Leaders Are…Celebrators

“Did we remember to celebrate success?”

In our “Leaders Are…” series, we’ve covered trusting, curious, coaches, self-aware, challengers, and are influential. You may be thinking, celebrating, now that sounds easy. I used to the think the same thing. Yet, often, when I ask leaders what they do to celebrate when their team meets or exceeds a goal, I see shrugged shoulders. I hear things like, “well, they are just doing their jobs” or “I tell them good job” or “they don’t like to be embarrassed by recognition.” While acknowledging a job well done is important, and sometimes sufficient, leaders that recognize their teams in a way meaningful to them consistently win.

Celebration is simple. First, set a clear direction. Follow up with the team. Then, celebrate the success, big or small.

Set a clear direction

Have the end in mind. Teams that know what good looks like make it happen. At the onset of a project or initiative, collaborating as a team to define the goals is key. When teams participate in visualizing success, they are far more likely to achieve it. In all of my leadership development coaching, I see far greater results at the end of our programs when the leaders facilitate goals with their teams. In any project or initiative kick off, make it a habit to ask “what does success look like?” Model it for other teams, encourage others to ask. After seven times, the habit sticks and the culture makes it a norm.

Follow up

The art of the follow up. For me, scenes from Office Space conjure up in my head. Everyone remembers this scene. Too many follow ups are dangerous. It creates feelings of mistrust and prevents the team from getting their actual work done. The best follow ups are done in natural conversations. Lots of teams schedule regular standing meetings. In The Advantage, Patrick Lencioni clearly outlines four types of meetings. In it, he states that he can usually tell the health of organization by observing its meetings. Standing meetings are great for long-term projects with multiple team members and stakeholders. One-on-ones between employees and managers are also helpful to remember to find the time to catch up.

Leaders that are naturally available to their team, and stop by their offices, or call at the beginning of end of the day to check in, often facilitate a genuine dialogue. It’s these naturally occurring conversations where the team member shares what’s going well and what could be going better, and the leader coaches to success. It’s the time to follow up on the success question and see what progress the team is making to achieving its goals. Great leaders ask, “what is one thing I can do to help you?” Team members have no choice but to think of something. The leader removes the barriers or helps the team member self-discover how to remove the barriers, and voila, results.

Celebrate success

As easy as this sounds, this is the obvious step leaders miss. Why? I suspect we are anxiously moving to the next big idea, and forget to stop and smell the roses. For us results-oriented leaders, you know it’s true. When we do take the time to celebrate, it’s important that it is team-focused. Some like public recognition, some like happy hours, or some like a few hours back to spend with their families.

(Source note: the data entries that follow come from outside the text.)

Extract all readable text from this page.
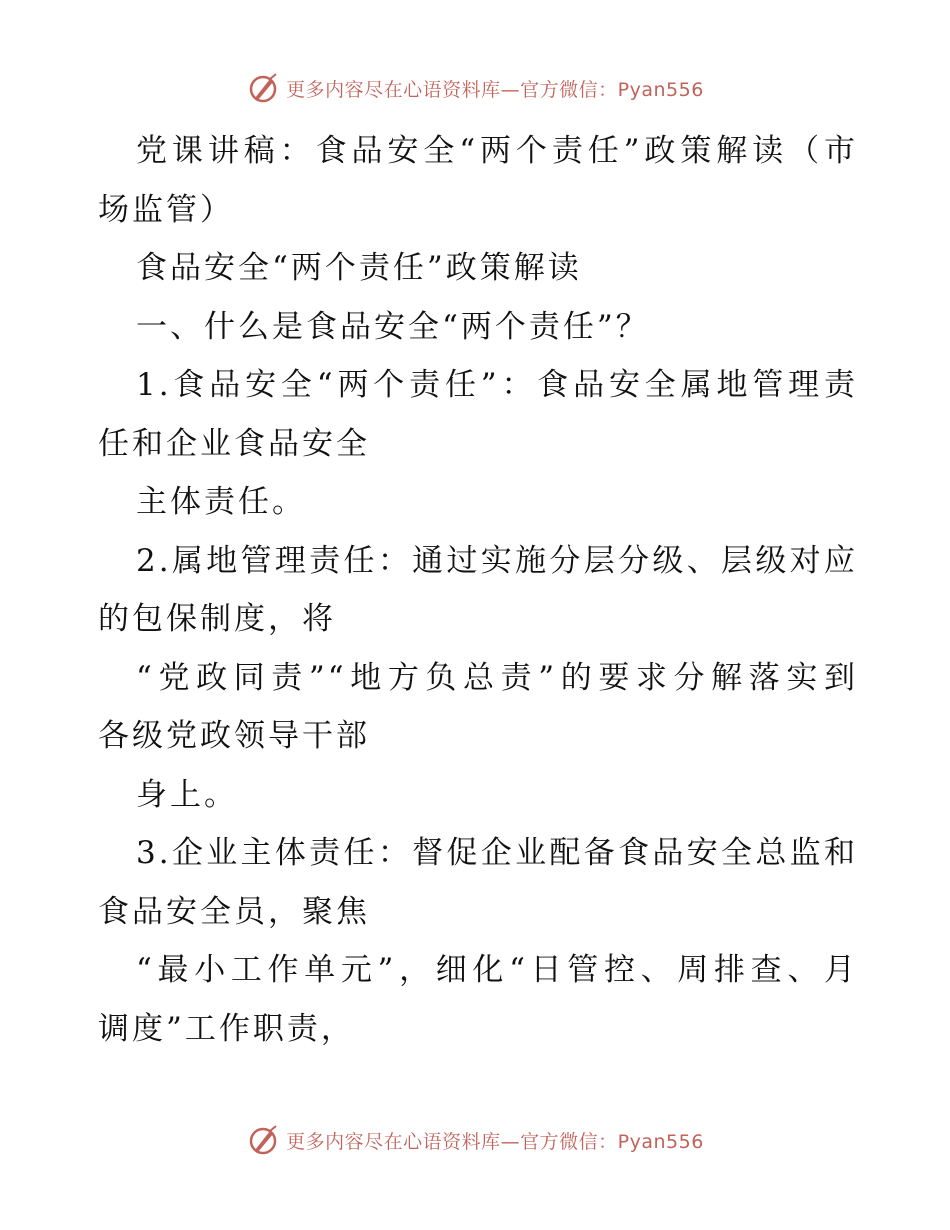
更多内容尽在心语资料库—官方微信：Pyan556
党课讲稿：食品安全“两个责任”政策解读（市
场监管）
食品安全“两个责任”政策解读
一、什么是食品安全“两个责任”？
1.食品安全“两个责任”：食品安全属地管理责
任和企业食品安全
主体责任。
2.属地管理责任：通过实施分层分级、层级对应
的包保制度，将
“党政同责”“地方负总责”的要求分解落实到
各级党政领导干部
身上。
3.企业主体责任：督促企业配备食品安全总监和
食品安全员，聚焦
“最小工作单元”，细化“日管控、周排查、月
调度”工作职责，
更多内容尽在心语资料库—官方微信：Pyan556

You know your team, just make sure you reward them with a celebration they will enjoy. Let the team vote, brainstorm ideas together – make them feel a part of the celebration. The more you can tie the celebration to the success the better. I knew a team that finished a value chain marketing research study on rice and celebrated with rice sake in the leader’s office before the end of the day. They still remember that success, and are motivated to achieve more.

A good leader I know often asks in project debrief meetings rhetorically, “so, what are we going to do now?” We would all say, document this or close out this, and he would maintain eye contact and ask again. The first time he did it, I thought he was kidding. But, if no one else said it, he would say, “did we remember to celebrate success?” The cultural norm took root, and we always remembered to celebrate success, no matter how big or small.

How will you celebrate with your team?